Saigo's essential problem was that he was thick, and ego-driven with it; too dim to anticipate political shifts; too blinkered to understand that a new Japan must necessarily be different from the old; and too ego-driven to accept that perhaps the idea that he was right and everyone else was wrong was not necessarily correct. Bizarrely he soon came to be revered, various falsehoods being woven together to create a hero myth whose persistence, and its comcomitant memorials, with Saigo kitsch on sale to those who make their fatuous pilgrimages to the scenes of his activity, says something quite nasty about the modern Japanese. Indeed we are told that Richardson's murderer's tomb is also still an object of veneration. If anything Saigo was a tin-horn version of that even more evil villain Napoleon Bonaparte, who inflicted appalling misery on Europe from Gibraltar to Moscow and eventually led France, so expensively, to utter humiliation. Perhaps mercifully Saigo was only able to practice the bullying, violent, brutal art of the samurai in his home province. That he mellowed at all seems only due to age.

The production values of the book are flawless, with excellently selected and presented colour illustrations. The text is a solid piece of scholarship. The highly complex story of the Meiji Restoration, effectively the birth of modern Japan, is treated in detail but economically - the reader has to concentrate to understand it. That the author, in order to elevate his subject, does however suppress any sour notes regarding the feelings of the countless victims of the Samurai philosophy. He even seems to admire Saigo, which is quite preposterous. However Man does try to explain the sociology and psychology - anthropology might not be too strong a word - involved in the Samurai story, and does document - for instance - the systematic homosexual exploitation of juveniles that was involved. As a primer on how Japan came to be what it is the book is probably more important than as the biography of a man who was, ultimately, a loser, although what made Saigo tick is well explained and effectively a metaphor for his culture.

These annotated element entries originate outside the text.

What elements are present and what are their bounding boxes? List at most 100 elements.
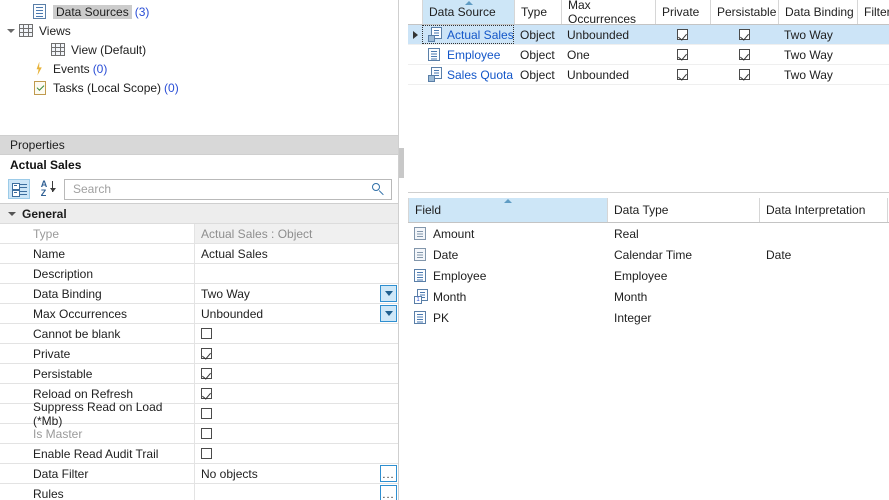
cell-data-type[interactable]: Employee xyxy=(608,265,760,286)
cell-persistable[interactable] xyxy=(710,25,778,44)
checkbox[interactable] xyxy=(201,448,212,459)
cell-data-type[interactable]: Month xyxy=(608,286,760,307)
table-row[interactable]: Date Calendar Time Date xyxy=(408,244,889,265)
checkbox[interactable] xyxy=(201,388,212,399)
cell-field[interactable]: Employee xyxy=(408,265,608,286)
property-row[interactable]: Rules... xyxy=(0,484,398,500)
cell-persistable[interactable] xyxy=(710,45,778,64)
categorized-view-button[interactable] xyxy=(8,179,30,199)
checkbox[interactable] xyxy=(677,49,688,60)
column-header-data-source[interactable]: Data Source xyxy=(423,0,515,24)
property-row[interactable]: Description xyxy=(0,264,398,284)
property-row[interactable]: Suppress Read on Load (*Mb) xyxy=(0,400,398,428)
property-value[interactable] xyxy=(195,424,398,443)
cell-private[interactable] xyxy=(655,25,710,44)
cell-filter[interactable] xyxy=(857,65,889,84)
column-header-data-interpretation[interactable]: Data Interpretation xyxy=(760,198,888,222)
property-row[interactable]: Data Filter No objects... xyxy=(0,464,398,484)
cell-field[interactable]: 1 Month xyxy=(408,286,608,307)
checkbox[interactable] xyxy=(201,348,212,359)
cell-data-type[interactable]: Calendar Time xyxy=(608,244,760,265)
checkbox[interactable] xyxy=(738,29,750,40)
property-value[interactable]: Two Way xyxy=(195,284,398,303)
row-selector[interactable] xyxy=(408,65,422,84)
cell-max-occurrences[interactable]: Unbounded xyxy=(561,65,655,84)
cell-field[interactable]: PK xyxy=(408,307,608,328)
cell-persistable[interactable] xyxy=(710,65,778,84)
cell-type[interactable]: Object xyxy=(514,65,561,84)
column-header-type[interactable]: Type xyxy=(515,0,562,24)
property-row[interactable]: Persistable xyxy=(0,364,398,384)
cell-max-occurrences[interactable]: Unbounded xyxy=(561,25,655,44)
property-value[interactable]: Actual Sales xyxy=(195,244,398,263)
checkbox[interactable] xyxy=(201,328,212,339)
property-row[interactable]: Name Actual Sales xyxy=(0,244,398,264)
cell-data-source[interactable]: Employee xyxy=(422,45,514,64)
property-value[interactable] xyxy=(195,344,398,363)
search-input[interactable] xyxy=(71,181,372,197)
cell-data-interpretation[interactable] xyxy=(760,307,888,328)
cell-data-binding[interactable]: Two Way xyxy=(778,25,857,44)
column-header-data-binding[interactable]: Data Binding xyxy=(779,0,858,24)
column-header-persistable[interactable]: Persistable xyxy=(711,0,779,24)
checkbox[interactable] xyxy=(677,69,688,80)
cell-type[interactable]: Object xyxy=(514,25,561,44)
property-row[interactable]: Type Actual Sales : Object xyxy=(0,224,398,244)
cell-data-type[interactable]: Real xyxy=(608,223,760,244)
ellipsis-button[interactable]: ... xyxy=(380,485,397,500)
project-tree[interactable]: Data Sources (3) Views View (Default) Events… xyxy=(0,0,398,136)
property-value[interactable] xyxy=(195,384,398,403)
cell-max-occurrences[interactable]: One xyxy=(561,45,655,64)
chevron-down-icon[interactable] xyxy=(380,285,397,302)
property-value[interactable]: No objects... xyxy=(195,464,398,483)
cell-type[interactable]: Object xyxy=(514,45,561,64)
tree-item-data-sources[interactable]: Data Sources (3) xyxy=(0,2,398,21)
datasource-grid-body[interactable]: Actual Sales Object Unbounded Two Way Employ… xyxy=(408,25,889,85)
tree-item-views[interactable]: Views xyxy=(0,21,398,40)
splitter-grip[interactable] xyxy=(399,148,404,178)
column-header-field[interactable]: Field xyxy=(408,198,608,222)
checkbox[interactable] xyxy=(738,69,750,80)
property-row[interactable]: Cannot be blank xyxy=(0,324,398,344)
checkbox[interactable] xyxy=(201,408,212,419)
property-row[interactable]: Max Occurrences Unbounded xyxy=(0,304,398,324)
table-row[interactable]: Employee Employee xyxy=(408,265,889,286)
data-source-name[interactable]: Sales Quota xyxy=(447,68,513,82)
property-row[interactable]: Enable Read Audit Trail xyxy=(0,444,398,464)
cell-data-binding[interactable]: Two Way xyxy=(778,45,857,64)
alphabetical-sort-button[interactable]: AZ xyxy=(36,179,58,199)
property-value[interactable] xyxy=(195,264,398,283)
table-row[interactable]: PK Integer xyxy=(408,307,889,328)
property-value[interactable]: Unbounded xyxy=(195,304,398,323)
panel-splitter[interactable] xyxy=(399,0,408,500)
tree-item-events[interactable]: Events (0) xyxy=(0,59,398,78)
property-row[interactable]: Private xyxy=(0,344,398,364)
properties-category-header[interactable]: General xyxy=(0,204,398,224)
cell-data-interpretation[interactable]: Date xyxy=(760,244,888,265)
property-value[interactable] xyxy=(195,404,398,423)
data-source-name[interactable]: Actual Sales xyxy=(447,28,514,42)
cell-field[interactable]: Date xyxy=(408,244,608,265)
column-header-private[interactable]: Private xyxy=(656,0,711,24)
cell-data-binding[interactable]: Two Way xyxy=(778,65,857,84)
cell-private[interactable] xyxy=(655,65,710,84)
property-row[interactable]: Is Master xyxy=(0,424,398,444)
cell-data-interpretation[interactable] xyxy=(760,223,888,244)
row-selector[interactable] xyxy=(408,45,422,64)
tree-item-view-default[interactable]: View (Default) xyxy=(0,40,398,59)
cell-filter[interactable] xyxy=(857,25,889,44)
field-grid-body[interactable]: Amount Real Date Calendar Time Date Employee E… xyxy=(408,223,889,328)
ellipsis-button[interactable]: ... xyxy=(380,465,397,482)
column-header-data-type[interactable]: Data Type xyxy=(608,198,760,222)
property-value[interactable] xyxy=(195,444,398,463)
table-row[interactable]: Sales Quota Object Unbounded Two Way xyxy=(408,65,889,85)
property-row[interactable]: Data Binding Two Way xyxy=(0,284,398,304)
property-value[interactable] xyxy=(195,324,398,343)
checkbox[interactable] xyxy=(677,29,688,40)
table-row[interactable]: 1 Month Month xyxy=(408,286,889,307)
cell-data-type[interactable]: Integer xyxy=(608,307,760,328)
table-row[interactable]: Actual Sales Object Unbounded Two Way xyxy=(408,25,889,45)
tree-twisty-icon[interactable] xyxy=(4,21,18,40)
row-selector[interactable] xyxy=(408,25,422,44)
tree-item-tasks-local-scope[interactable]: Tasks (Local Scope) (0) xyxy=(0,78,398,97)
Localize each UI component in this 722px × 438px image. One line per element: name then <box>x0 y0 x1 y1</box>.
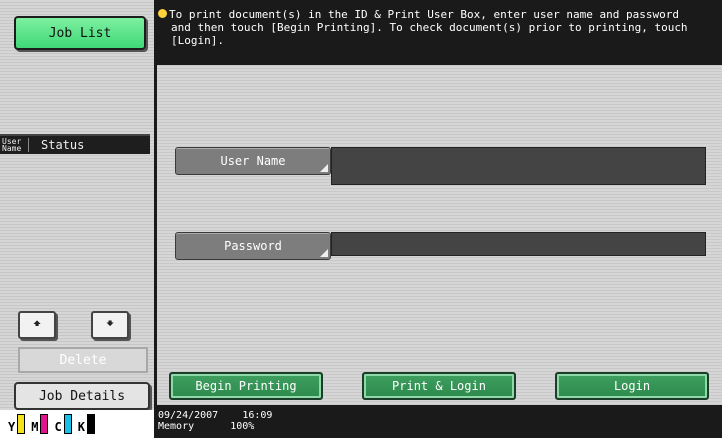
print-login-button[interactable]: Print & Login <box>362 372 516 400</box>
time-readout: 16:09 <box>242 410 273 421</box>
message-line-2: and then touch [Begin Printing]. To chec… <box>171 21 688 34</box>
instruction-message: To print document(s) in the ID & Print U… <box>158 8 722 64</box>
toner-y: Y <box>8 414 26 434</box>
status-bar: 09/24/2007 16:09 Memory 100% <box>158 410 458 438</box>
date-readout: 09/24/2007 <box>158 410 219 421</box>
message-line-3: [Login]. <box>171 34 224 47</box>
lightbulb-icon <box>158 9 167 18</box>
job-details-button[interactable]: Job Details <box>14 382 150 410</box>
delete-button[interactable]: Delete <box>18 347 148 373</box>
column-header-status: Status <box>28 138 84 152</box>
memory-value: 100% <box>230 421 255 432</box>
job-list-panel: Job List User Name Status 🠹 🠻 Delete Job… <box>0 0 154 438</box>
memory-label: Memory <box>158 421 195 432</box>
scroll-up-button[interactable]: 🠹 <box>18 311 56 339</box>
password-field[interactable] <box>331 232 706 256</box>
password-button[interactable]: Password <box>175 232 331 260</box>
scroll-down-button[interactable]: 🠻 <box>91 311 129 339</box>
toner-k: K <box>78 414 95 434</box>
begin-printing-button[interactable]: Begin Printing <box>169 372 323 400</box>
user-name-button[interactable]: User Name <box>175 147 331 175</box>
column-header-user-name: User Name <box>2 137 22 153</box>
toner-levels: Y M C K <box>0 410 154 438</box>
job-list-header: User Name Status <box>0 134 150 154</box>
job-list-button[interactable]: Job List <box>14 16 146 50</box>
down-arrow-icon: 🠻 <box>105 316 115 332</box>
login-button[interactable]: Login <box>555 372 709 400</box>
user-name-field[interactable] <box>331 147 706 185</box>
message-line-1: To print document(s) in the ID & Print U… <box>169 8 679 21</box>
login-form: User Name Password Begin Printing Print … <box>157 65 722 405</box>
action-bar: Begin Printing Print & Login Login <box>157 365 722 405</box>
toner-m: M <box>31 414 49 434</box>
toner-c: C <box>54 414 72 434</box>
up-arrow-icon: 🠹 <box>32 316 42 332</box>
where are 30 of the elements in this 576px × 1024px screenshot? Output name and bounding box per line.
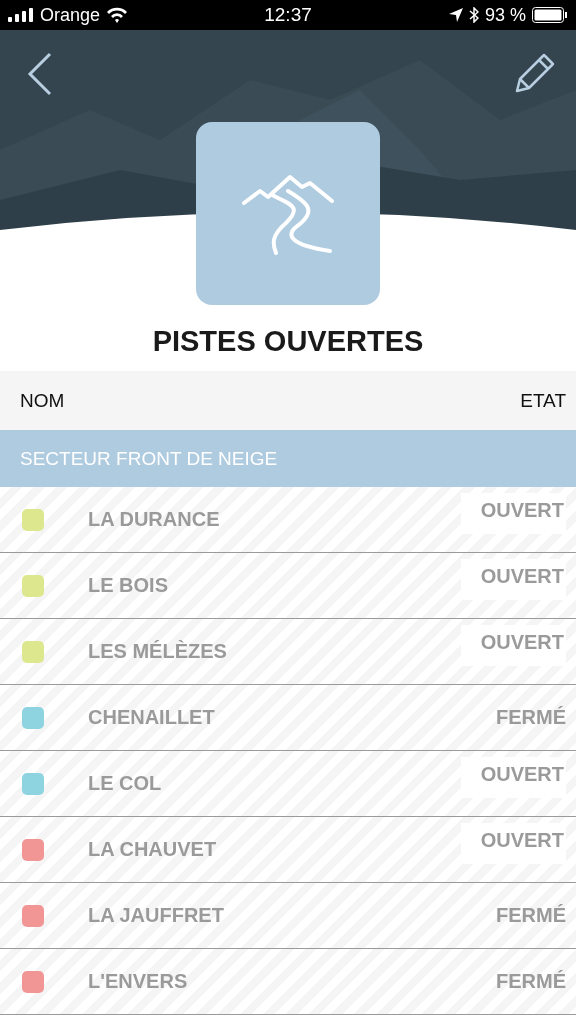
page-title: PISTES OUVERTES [152,324,424,359]
piste-state: OUVERT [460,559,566,600]
battery-percent: 93 % [485,4,526,26]
bluetooth-icon [469,7,479,23]
piste-name: LA JAUFFRET [88,904,225,927]
piste-state: OUVERT [460,493,566,534]
battery-icon [532,7,568,23]
piste-name: CHENAILLET [88,706,216,729]
piste-state: FERMÉ [496,705,566,730]
piste-name: LA CHAUVET [88,838,218,861]
clock-time: 12:37 [264,4,312,26]
piste-state: OUVERT [460,823,566,864]
piste-state: OUVERT [460,757,566,798]
piste-state: FERMÉ [496,969,566,994]
carrier-name: Orange [40,4,101,26]
signal-icon [8,8,34,22]
section-header: SECTEUR FRONT DE NEIGE [0,430,576,487]
location-arrow-icon [449,8,463,22]
mountain-trail-icon [242,172,334,255]
edit-button[interactable] [514,52,556,94]
piste-state: FERMÉ [496,903,566,928]
column-header: ETAT [520,389,566,412]
piste-name: LE COL [88,772,163,795]
piste-name: L'ENVERS [88,970,189,993]
wifi-icon [106,7,129,23]
piste-name: LES MÉLÈZES [88,640,228,663]
piste-state: OUVERT [460,625,566,666]
column-header: NOM [20,389,65,412]
piste-name: LE BOIS [88,574,169,597]
piste-name: LA DURANCE [88,508,221,531]
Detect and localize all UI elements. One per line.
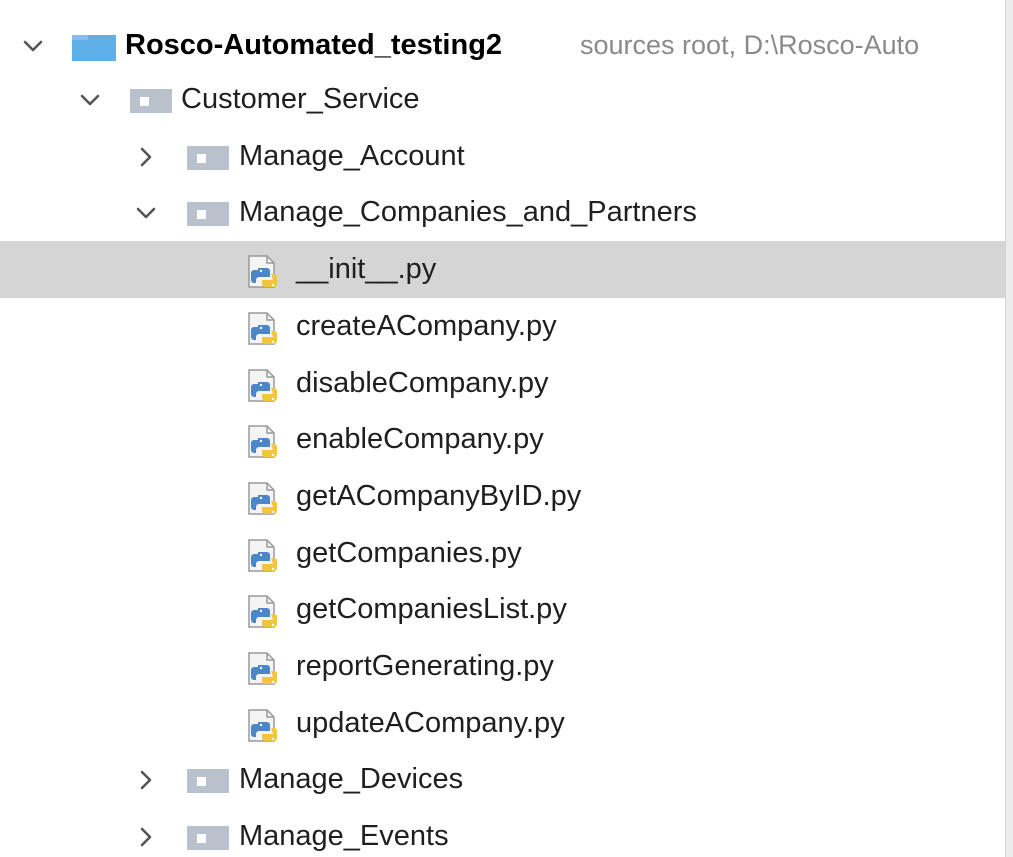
python-file-icon <box>247 312 283 350</box>
tree-row-file[interactable]: disableCompany.py <box>0 355 1006 412</box>
tree-row-manage-companies[interactable]: Manage_Companies_and_Partners <box>0 184 1006 241</box>
python-file-icon <box>247 425 283 463</box>
tree-row-file[interactable]: getACompanyByID.py <box>0 468 1006 525</box>
chevron-right-icon[interactable] <box>133 767 159 793</box>
tree-row-root[interactable]: Rosco-Automated_testing2 sources root, D… <box>0 17 1006 74</box>
tree-row-file[interactable]: getCompanies.py <box>0 525 1006 582</box>
tree-row-customer-service[interactable]: Customer_Service <box>0 71 1006 128</box>
panel-edge <box>1005 0 1013 857</box>
file-label: __init__.py <box>296 253 437 285</box>
folder-label: Manage_Account <box>239 140 465 172</box>
root-path-meta: sources root, D:\Rosco-Auto <box>580 30 920 60</box>
python-file-icon <box>247 255 283 293</box>
folder-icon <box>72 35 116 61</box>
python-file-icon <box>247 652 283 690</box>
tree-row-file[interactable]: getCompaniesList.py <box>0 581 1006 638</box>
python-file-icon <box>247 539 283 577</box>
tree-row-file[interactable]: createACompany.py <box>0 298 1006 355</box>
folder-icon <box>187 826 229 850</box>
folder-label: Manage_Devices <box>239 763 464 795</box>
python-file-icon <box>247 482 283 520</box>
chevron-right-icon[interactable] <box>133 144 159 170</box>
folder-icon <box>187 202 229 226</box>
root-project-name: Rosco-Automated_testing2 <box>125 29 503 61</box>
python-file-icon <box>247 709 283 747</box>
folder-label: Manage_Events <box>239 820 449 852</box>
file-label: reportGenerating.py <box>296 650 554 682</box>
project-tree: Rosco-Automated_testing2 sources root, D… <box>0 0 1013 857</box>
folder-icon <box>187 769 229 793</box>
chevron-down-icon[interactable] <box>77 87 103 113</box>
file-label: getCompanies.py <box>296 537 522 569</box>
file-label: enableCompany.py <box>296 423 544 455</box>
chevron-down-icon[interactable] <box>133 200 159 226</box>
file-label: getACompanyByID.py <box>296 480 582 512</box>
tree-row-manage-events[interactable]: Manage_Events <box>0 808 1006 857</box>
tree-row-manage-account[interactable]: Manage_Account <box>0 128 1006 185</box>
chevron-down-icon[interactable] <box>20 33 46 59</box>
folder-label: Customer_Service <box>181 83 420 115</box>
tree-row-file[interactable]: enableCompany.py <box>0 411 1006 468</box>
tree-row-file[interactable]: reportGenerating.py <box>0 638 1006 695</box>
python-file-icon <box>247 595 283 633</box>
chevron-right-icon[interactable] <box>133 824 159 850</box>
file-label: getCompaniesList.py <box>296 593 567 625</box>
file-label: updateACompany.py <box>296 707 565 739</box>
folder-icon <box>130 89 172 113</box>
tree-row-manage-devices[interactable]: Manage_Devices <box>0 751 1006 808</box>
folder-label: Manage_Companies_and_Partners <box>239 196 697 228</box>
tree-row-file[interactable]: __init__.py <box>0 241 1006 298</box>
python-file-icon <box>247 369 283 407</box>
file-label: createACompany.py <box>296 310 557 342</box>
tree-row-file[interactable]: updateACompany.py <box>0 695 1006 752</box>
file-label: disableCompany.py <box>296 367 549 399</box>
folder-icon <box>187 146 229 170</box>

Japan is a difficult place to understand - my only conclusion from long-ago visits to Yokohama and Tsuruga, and from working with Japanese later, is that they have in many respects started from first principles and carefully arrived at opposite conclusions from those of the West, from split-toed gum boots and horizontal bell clappers to an unhelpful preference for a consensual answer over a correct one.

Saigo's main value is that he provides a core from which the author can explore a number themes about the evolution of Japanese society. It is in this sense that the book is most valuable.

Was Saigo truly the last Samurai? A later contender, exhibiting all the virtues of Bushido, can be seen at [...]

(One might ponder the attitudes of the photographer)

Has Japan actually turned the page against its hideous past? It may pretend so, but has never publicly demonstrated any convincing degree of contrition regarding its litany of shame - Nanking, Korean comfort girls, the Burma railway (which consumed countless unsung Asian labourers as well as Western PoWs), PoW death marches and so on. Necessarily and forcibly brought somewhat to its senses by two well-deserved atom bombs, its Prime Minister's recent personal visits to the Yasukuni Jinja shrine, where a thousand war criminals are commemorated, suggests that there is some way to go before common decency completely suffuses the Japanese body politic, and that pity for Japan's present straits is premature.

As a well-researched and well-presented work of historical analysis: three Mushroomheads.